Why Disney stock has been dead money for months


With Disney+ subscriber growth slowing and the pandemic continuing to weigh on the crucial theme-park business’ recovery, Disney’s (DIS) stock has lagged both the S&P 500 (^GSPC) and Dow Jones Industrial Average (^DJI) since mid-March. Year to date shares are now down about 6%. 

Judging by a pair of cautious analyst notes out Monday ahead of Disney’s earnings release on Nov. 10, the stock stands to stay dead money in the near-term. 

“Long-term streaming guidance could be at risk,” said Barclays analyst Kannan Venkateshwar in a new piece of research to clients. The analyst downgraded his rating on Disney to Equal-weight from Out-perform. He also cut his price target by 17% to $175.

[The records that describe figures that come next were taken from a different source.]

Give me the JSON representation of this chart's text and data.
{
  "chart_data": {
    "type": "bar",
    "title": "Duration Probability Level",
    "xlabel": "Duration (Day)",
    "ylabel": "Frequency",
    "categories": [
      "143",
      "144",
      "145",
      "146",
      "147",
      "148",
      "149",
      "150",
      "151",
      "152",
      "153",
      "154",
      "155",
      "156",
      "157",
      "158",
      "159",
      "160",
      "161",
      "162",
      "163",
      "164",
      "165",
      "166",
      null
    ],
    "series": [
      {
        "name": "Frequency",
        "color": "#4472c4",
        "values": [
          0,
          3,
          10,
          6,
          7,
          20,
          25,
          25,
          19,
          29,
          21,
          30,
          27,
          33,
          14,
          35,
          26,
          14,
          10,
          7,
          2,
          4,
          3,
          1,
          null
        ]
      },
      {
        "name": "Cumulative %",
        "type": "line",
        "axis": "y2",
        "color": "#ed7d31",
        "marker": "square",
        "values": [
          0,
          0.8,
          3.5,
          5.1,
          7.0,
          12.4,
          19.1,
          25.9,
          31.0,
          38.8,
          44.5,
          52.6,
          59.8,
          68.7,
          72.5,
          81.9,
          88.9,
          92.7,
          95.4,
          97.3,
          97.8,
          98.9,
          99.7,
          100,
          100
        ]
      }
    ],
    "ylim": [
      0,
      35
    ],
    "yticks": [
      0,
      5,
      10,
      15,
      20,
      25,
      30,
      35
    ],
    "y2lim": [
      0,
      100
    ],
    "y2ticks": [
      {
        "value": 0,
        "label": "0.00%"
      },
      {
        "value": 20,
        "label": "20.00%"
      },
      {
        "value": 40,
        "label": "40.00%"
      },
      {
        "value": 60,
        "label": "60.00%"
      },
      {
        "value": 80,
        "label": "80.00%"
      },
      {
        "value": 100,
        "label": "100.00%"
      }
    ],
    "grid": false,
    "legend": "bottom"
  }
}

Disney’s shares fell 3.4% to $170 in afternoon trading

Continued Venkateshwar: “This year however, Disney+ growth has slowed significantly, despite launching new franchise titles, day and date movie releases and Star+. Part of this slowdown could be a function of growth pull forward into 2020 and promo roll offs, but we believe it could be due to structural factors capping growth as we detail in the note. In order to get to its long term streaming sub guide, Disney needs to more than double its current pace of growth to at least the same level as Netflix. We believe this may be tough to do.”

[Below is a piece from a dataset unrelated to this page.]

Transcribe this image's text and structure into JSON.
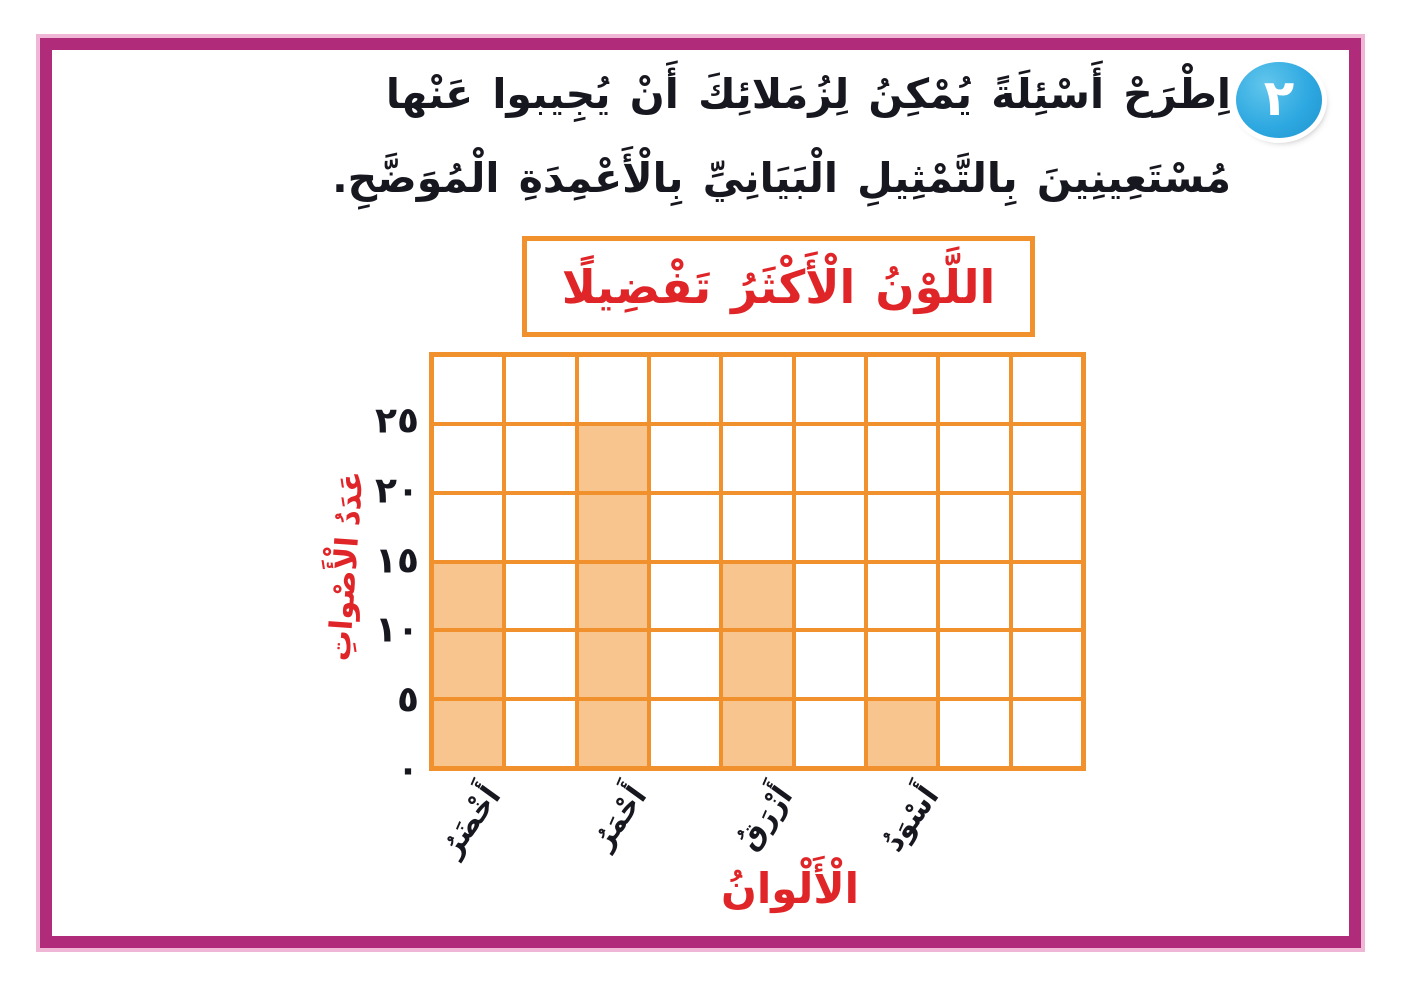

The analyst points to increased competition by Apple (AAPL), Amazon (AMZN) and Netflix (NFLX) on the streaming front as one key risk to the outlook for Disney+. Another consideration, Venkateshwar says, is Disney’s ability to spend on content and marketing is hamstrung because of its streaming organization is structured internally. 

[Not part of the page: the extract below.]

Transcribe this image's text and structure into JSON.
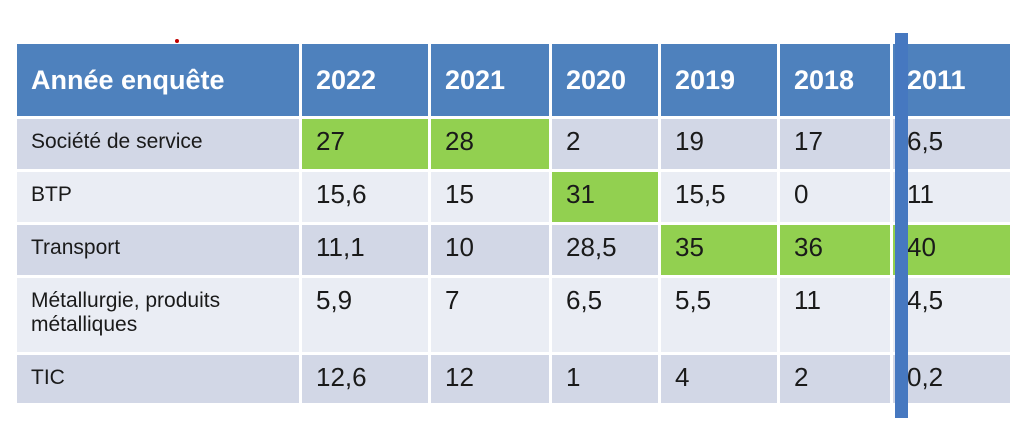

Suffolk, Virginia, USA - April 21, 2011: A horizontal studio shot of the Disney character Winnie the Pooh shot on a blue background. Winnie the Pooh was originally created by English author A.A. Milne.

Suffolk, Virginia, USA – April 21, 2011: A horizontal studio shot of the Disney character Winnie the Pooh shot on a blue background. Winnie the Pooh was originally created by English author A.A. Milne.

Disney recently gave its stock bears fresh kindling.

CEO Bob Chapek said at a Goldman Sachs conference in September that Disney+ subscribers slowed in the most recent quarter. He predicted Disney+ subs would rise by “low single-digit millions” in the quarter. Disney added in excess of 12 milion subscribers in the preceding three-month period.

The commentary calls into question whether Disney could hit its fiscal year 2024 Disney+ subscriber growth of 230 million to 260 million. 

MoffettNathanson founding partner Michael Nathanson said Monday it’s not all roses with Disney+.

“According to our analysis, Disney will be able to hit the mid-point of their FY 2024 target for Disney+ subscribers. Yet, our forecast of 245 million subscribers by FY 2024 assumes lower RPU [revenue per user] Disney+ Hotstar subscribers will source over 45% of the sub base. As a result of this work, we are trimming our FY 2024 DTC revenue by almost -$1.6 billion. Disney+ appears to have built incredibly high brand awareness very quickly, but it hasn’t effectively penetrated the older households without kids. So the company will need to add more off-brand general entertainment content and find ways to better leverage their Hulu ownership over time,” Nathanson said. 

Nathanson reiterated a Neutral rating on Disney’s stock with a $180 price target.